Ukraine

Previous reports: 2024 | 2023/24




Conscription currently imposed? Yes
Conscientious objection first recognised 1991

Alternative (Non-Military) Service Law

No. 1975-XII of 12th December 1991

Current provisions Not recognised Alternative service was suspended under martial law, attempts to reintroduce it were blocked by MoD.
Duration
Military service Civilian service (% of military)
Indefinite (under martial law) None
CO release of professional soldiers Not permitted
Minimum recruitment age 18 (voluntary), 25 (compulsory) Admission to the state military HEIs from 17 (considered military service), to military lyceums from 6-7
Military expenditure1
$ (% change from 2024) Per capita % of GDP
84,109m (+19.7%) $2,197 39.6%

Principal EBCO concerns

  • Immediate release is called for all conscientious objectors currently imprisoned, detained, or convicted solely for their religion or belief.

  • Stalling of proposed legislation for alternative non-military service during wartime.

  • Objectors face severe persecution, discrimination, torture, and hostile media campaigns, Supreme Court rulings treat conscientious objection as draft evasion, disobedience and a criminal offence, and appeals to Constitutional Court suffer judicial delays.

  • Violent "busification" (forcible conscription) practices and military registration enforcement by Territorial Conscription Centers (TCC) and police lead to arbitrary detentions incommunicado, beatings, cruel treatment and deaths, restrictions in access to work, education, and public services.

  • Ukrainian refugee males face deportation or return threats.

  • Russian occupation involves military recruitment and forced indoctrination measures violating IHL and detentions of Jehovah's Witnesses.

As reported by EBCO's Ukrainian member, the Ukrainian Pacifist Movement:2

Developments

At least 110 religious objectors were jailed by court decisions violating human rights, and thousands are being forcibly held in military units, many suffered arbitrary detention and torture, while legislation to protect the human right to conscientious objection to military service during wartime is still not adopted because of the pressure by the army3.

On 24 November 2025, the Ministry of Defense of Ukraine responded to a questionnaire of the European Bureau for Conscientious Objection asserting its position that conscientious objection to military service should not be allowed in wartime and that is the ministry’s position in the interdepartmental communications on reforms of legislation.

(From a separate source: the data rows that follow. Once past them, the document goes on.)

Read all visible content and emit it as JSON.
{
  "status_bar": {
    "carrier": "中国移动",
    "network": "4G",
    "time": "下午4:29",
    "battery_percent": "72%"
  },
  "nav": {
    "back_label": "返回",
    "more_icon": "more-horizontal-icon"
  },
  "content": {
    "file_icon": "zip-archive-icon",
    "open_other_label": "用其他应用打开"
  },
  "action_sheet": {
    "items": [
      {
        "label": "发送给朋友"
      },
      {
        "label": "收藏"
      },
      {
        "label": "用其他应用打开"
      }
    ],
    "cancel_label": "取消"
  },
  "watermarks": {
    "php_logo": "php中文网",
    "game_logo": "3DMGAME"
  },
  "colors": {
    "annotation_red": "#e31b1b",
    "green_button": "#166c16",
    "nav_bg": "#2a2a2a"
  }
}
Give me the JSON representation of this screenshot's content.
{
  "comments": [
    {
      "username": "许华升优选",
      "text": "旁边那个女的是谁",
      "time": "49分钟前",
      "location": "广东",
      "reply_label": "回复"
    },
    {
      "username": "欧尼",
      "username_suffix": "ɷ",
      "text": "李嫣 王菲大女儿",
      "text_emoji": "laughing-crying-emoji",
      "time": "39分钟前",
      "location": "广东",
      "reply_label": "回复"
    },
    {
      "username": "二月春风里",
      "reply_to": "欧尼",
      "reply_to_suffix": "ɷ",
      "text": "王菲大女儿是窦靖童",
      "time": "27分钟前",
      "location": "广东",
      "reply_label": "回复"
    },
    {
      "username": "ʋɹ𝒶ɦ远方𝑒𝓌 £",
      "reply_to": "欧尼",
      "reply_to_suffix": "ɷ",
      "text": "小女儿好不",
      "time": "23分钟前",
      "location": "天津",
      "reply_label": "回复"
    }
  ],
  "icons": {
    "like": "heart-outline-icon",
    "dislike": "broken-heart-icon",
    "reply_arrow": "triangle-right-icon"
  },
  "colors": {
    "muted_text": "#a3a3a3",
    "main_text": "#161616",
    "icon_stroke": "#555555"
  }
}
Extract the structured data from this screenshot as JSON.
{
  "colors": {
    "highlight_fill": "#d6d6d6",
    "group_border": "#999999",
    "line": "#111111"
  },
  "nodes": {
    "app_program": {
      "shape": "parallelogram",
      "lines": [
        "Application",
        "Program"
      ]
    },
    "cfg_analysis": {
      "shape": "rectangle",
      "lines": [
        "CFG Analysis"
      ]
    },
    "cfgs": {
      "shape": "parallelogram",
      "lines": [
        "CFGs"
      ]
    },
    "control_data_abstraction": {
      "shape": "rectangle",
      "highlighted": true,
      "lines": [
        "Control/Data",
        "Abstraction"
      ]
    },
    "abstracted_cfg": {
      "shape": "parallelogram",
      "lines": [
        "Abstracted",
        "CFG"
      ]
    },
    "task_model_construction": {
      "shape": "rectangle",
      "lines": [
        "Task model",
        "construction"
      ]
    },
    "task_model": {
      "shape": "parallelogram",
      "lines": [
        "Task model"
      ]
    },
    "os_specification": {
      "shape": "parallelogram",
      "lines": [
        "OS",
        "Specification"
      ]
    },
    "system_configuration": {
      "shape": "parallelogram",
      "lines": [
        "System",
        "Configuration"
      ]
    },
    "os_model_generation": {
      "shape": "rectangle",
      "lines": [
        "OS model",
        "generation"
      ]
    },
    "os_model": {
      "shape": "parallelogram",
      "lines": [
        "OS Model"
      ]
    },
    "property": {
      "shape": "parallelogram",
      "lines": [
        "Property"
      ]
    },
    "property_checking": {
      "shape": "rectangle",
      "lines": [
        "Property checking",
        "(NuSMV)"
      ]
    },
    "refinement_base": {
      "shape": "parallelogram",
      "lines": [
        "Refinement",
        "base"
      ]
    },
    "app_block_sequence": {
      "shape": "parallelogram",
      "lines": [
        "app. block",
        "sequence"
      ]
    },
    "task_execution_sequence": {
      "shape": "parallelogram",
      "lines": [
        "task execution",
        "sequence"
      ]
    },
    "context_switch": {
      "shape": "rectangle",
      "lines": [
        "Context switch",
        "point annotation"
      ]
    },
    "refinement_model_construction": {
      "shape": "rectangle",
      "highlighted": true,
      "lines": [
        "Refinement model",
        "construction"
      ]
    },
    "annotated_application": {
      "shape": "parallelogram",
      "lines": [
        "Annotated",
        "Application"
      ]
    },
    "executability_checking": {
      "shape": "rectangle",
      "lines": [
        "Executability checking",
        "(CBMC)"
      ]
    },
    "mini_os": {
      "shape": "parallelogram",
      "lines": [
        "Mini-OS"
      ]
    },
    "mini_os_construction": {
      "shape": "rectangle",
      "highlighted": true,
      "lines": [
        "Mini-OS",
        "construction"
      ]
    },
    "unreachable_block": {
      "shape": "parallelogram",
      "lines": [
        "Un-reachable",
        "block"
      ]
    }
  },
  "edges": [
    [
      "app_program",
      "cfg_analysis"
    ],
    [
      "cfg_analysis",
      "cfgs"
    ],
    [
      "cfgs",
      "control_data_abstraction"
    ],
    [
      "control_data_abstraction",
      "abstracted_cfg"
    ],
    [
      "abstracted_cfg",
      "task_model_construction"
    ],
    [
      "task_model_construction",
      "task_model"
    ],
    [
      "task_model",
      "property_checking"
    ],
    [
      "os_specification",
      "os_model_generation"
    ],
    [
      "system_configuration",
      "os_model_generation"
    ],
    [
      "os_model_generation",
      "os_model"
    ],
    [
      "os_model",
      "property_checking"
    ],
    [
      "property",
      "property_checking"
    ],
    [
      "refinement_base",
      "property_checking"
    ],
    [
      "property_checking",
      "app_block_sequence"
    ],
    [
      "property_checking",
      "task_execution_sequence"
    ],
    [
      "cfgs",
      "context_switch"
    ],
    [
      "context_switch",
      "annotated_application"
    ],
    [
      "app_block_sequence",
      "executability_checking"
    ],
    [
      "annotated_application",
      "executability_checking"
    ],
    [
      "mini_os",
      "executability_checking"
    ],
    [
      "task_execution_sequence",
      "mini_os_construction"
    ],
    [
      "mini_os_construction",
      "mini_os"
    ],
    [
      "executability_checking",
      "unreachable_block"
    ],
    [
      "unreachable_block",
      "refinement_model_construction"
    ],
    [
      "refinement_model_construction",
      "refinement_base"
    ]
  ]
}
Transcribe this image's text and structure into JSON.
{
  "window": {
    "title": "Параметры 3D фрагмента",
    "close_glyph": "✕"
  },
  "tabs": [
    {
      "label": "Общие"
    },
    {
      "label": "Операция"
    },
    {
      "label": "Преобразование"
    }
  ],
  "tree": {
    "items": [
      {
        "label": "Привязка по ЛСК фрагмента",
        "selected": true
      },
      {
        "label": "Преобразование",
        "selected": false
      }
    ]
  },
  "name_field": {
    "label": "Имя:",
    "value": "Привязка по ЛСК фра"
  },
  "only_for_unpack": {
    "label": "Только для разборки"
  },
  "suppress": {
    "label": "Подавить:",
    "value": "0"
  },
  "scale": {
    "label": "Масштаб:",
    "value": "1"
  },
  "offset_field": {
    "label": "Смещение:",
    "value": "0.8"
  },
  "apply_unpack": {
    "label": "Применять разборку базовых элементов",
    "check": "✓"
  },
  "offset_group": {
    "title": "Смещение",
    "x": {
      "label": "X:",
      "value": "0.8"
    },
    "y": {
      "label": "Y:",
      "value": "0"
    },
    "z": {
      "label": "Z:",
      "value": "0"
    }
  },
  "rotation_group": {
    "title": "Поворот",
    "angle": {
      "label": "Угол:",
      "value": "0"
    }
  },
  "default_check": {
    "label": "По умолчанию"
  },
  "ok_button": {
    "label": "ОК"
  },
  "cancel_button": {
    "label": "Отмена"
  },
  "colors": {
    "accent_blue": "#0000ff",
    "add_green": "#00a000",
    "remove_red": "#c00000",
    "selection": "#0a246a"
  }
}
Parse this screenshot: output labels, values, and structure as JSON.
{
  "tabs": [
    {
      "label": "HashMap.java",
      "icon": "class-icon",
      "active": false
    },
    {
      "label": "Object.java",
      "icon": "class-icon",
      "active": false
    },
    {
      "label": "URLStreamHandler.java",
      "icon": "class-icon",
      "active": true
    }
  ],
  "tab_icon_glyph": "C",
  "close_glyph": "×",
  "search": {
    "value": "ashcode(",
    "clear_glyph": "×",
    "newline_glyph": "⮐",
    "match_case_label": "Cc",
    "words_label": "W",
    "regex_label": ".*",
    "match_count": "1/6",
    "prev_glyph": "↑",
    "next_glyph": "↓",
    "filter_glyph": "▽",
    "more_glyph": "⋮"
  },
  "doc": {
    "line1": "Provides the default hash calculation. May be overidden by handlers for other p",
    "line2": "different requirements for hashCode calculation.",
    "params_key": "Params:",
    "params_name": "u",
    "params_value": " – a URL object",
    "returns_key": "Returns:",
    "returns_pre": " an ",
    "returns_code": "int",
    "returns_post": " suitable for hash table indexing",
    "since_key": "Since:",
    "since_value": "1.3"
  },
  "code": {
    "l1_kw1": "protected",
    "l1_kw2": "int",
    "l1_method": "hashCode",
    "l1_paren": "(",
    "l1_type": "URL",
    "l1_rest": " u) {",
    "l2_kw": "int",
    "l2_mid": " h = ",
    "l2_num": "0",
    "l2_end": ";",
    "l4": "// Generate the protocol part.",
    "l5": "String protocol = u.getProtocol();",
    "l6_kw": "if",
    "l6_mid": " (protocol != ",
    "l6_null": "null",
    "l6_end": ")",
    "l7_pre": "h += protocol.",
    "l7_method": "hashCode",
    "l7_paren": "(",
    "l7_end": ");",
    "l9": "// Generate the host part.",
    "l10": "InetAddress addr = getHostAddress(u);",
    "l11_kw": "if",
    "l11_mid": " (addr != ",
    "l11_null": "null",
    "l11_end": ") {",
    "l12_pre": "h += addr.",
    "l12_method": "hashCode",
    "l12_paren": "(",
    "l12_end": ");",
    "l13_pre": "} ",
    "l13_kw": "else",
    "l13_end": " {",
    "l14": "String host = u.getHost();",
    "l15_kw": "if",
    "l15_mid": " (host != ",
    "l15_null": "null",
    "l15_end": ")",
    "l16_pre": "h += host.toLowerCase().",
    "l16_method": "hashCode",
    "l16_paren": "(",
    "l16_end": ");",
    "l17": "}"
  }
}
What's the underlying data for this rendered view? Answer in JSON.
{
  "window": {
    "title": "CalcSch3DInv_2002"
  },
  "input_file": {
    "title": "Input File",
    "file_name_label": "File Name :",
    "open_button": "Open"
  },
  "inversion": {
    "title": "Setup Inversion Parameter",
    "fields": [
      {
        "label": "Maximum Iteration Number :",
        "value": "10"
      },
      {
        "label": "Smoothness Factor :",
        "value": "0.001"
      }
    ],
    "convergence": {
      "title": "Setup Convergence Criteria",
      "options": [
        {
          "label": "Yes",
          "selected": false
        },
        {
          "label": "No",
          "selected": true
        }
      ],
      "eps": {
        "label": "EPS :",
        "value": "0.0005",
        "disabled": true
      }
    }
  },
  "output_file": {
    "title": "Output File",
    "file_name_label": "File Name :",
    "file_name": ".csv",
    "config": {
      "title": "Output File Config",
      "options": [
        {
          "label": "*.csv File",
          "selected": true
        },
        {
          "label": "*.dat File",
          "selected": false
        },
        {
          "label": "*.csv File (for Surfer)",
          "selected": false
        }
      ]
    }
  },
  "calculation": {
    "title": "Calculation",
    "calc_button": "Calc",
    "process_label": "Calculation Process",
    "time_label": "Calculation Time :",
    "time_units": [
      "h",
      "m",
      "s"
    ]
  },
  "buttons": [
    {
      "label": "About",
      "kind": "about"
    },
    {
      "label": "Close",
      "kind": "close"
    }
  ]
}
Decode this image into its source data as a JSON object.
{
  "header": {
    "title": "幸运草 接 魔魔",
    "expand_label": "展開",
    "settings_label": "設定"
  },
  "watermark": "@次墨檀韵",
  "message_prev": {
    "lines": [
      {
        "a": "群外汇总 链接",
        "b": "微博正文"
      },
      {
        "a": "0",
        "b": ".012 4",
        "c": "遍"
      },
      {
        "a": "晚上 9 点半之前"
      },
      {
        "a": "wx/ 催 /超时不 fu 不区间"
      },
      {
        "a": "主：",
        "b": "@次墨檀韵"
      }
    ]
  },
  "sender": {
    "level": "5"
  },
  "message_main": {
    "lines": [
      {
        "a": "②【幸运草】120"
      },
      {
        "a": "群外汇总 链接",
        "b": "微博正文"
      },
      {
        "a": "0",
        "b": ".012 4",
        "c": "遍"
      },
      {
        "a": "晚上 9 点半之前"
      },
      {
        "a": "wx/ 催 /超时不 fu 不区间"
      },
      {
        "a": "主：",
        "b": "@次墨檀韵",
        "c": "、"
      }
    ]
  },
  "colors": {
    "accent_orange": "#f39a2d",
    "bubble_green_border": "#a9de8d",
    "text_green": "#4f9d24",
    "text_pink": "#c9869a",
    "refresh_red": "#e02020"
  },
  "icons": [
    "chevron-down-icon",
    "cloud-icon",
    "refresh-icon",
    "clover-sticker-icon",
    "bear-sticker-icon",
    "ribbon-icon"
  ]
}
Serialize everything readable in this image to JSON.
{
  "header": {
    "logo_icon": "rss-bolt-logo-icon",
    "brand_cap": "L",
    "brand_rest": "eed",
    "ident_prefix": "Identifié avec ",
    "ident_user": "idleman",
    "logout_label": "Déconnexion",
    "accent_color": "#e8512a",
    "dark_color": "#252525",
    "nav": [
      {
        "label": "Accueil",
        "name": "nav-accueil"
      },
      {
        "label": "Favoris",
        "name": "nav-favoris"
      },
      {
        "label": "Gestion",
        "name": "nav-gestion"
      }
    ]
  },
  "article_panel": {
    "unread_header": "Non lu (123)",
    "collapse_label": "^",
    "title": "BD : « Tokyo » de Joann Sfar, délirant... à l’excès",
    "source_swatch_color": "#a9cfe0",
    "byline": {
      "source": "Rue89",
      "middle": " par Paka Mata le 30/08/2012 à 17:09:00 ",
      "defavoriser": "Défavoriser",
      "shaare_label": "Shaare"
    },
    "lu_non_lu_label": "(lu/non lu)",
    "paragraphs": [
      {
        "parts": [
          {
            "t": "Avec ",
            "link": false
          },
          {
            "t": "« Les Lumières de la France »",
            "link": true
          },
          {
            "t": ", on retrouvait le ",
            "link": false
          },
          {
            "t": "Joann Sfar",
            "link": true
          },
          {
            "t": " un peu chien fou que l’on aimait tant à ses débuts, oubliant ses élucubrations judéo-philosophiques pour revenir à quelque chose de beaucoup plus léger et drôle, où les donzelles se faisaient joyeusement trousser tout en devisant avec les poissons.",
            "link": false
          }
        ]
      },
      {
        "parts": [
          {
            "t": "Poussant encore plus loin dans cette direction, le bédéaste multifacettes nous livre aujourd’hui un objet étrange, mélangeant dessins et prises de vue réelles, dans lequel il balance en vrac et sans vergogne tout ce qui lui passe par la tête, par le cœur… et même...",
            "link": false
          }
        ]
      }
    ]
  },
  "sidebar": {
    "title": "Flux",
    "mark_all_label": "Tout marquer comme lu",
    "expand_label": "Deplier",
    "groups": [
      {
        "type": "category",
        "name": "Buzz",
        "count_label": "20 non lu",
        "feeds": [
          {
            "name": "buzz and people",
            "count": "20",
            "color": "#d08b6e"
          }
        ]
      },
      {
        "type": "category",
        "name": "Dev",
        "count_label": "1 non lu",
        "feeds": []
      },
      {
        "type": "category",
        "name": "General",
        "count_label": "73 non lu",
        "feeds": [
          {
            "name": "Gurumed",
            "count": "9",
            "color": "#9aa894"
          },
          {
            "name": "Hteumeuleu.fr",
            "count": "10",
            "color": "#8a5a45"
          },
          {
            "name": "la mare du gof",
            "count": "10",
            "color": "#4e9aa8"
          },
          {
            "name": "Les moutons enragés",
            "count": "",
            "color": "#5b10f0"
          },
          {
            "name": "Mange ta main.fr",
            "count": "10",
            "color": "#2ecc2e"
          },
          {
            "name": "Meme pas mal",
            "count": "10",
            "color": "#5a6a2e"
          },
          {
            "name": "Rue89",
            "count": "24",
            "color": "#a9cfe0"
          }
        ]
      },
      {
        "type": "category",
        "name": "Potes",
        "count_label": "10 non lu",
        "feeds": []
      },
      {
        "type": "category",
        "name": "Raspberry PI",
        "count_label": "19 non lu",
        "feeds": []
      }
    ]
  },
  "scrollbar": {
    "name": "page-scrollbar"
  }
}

The Government in May 2025 adopted the Rule of Law Roadmap formally committing to adopt legislation allowing conscientious objection in wartime and alternative service for religious objectors, with commitment to draft and adopt the amendments in the second quarter of 2026. However, during interdepartmental consultations Ministry of Defense insisted that conscientious objection should not be allowed during the war. The State Agency of Ethnic Policy and Freedom of Conscience (DESS) tasked to draft the law pointed out lack of powers and suggested that Ministry of Economy should draft the relevant amendments. As of the end 2025, the amendments were not drafted. Because of the lack of public discussion (the topic of conscientious objection remains taboo), no public participation in the interdepartmental consultations, and since the suggestions of the Ministry of Defense is usually taken as ultimate necessity by all branches of power, possibility of amending law to allow conscientious objection remains questionable.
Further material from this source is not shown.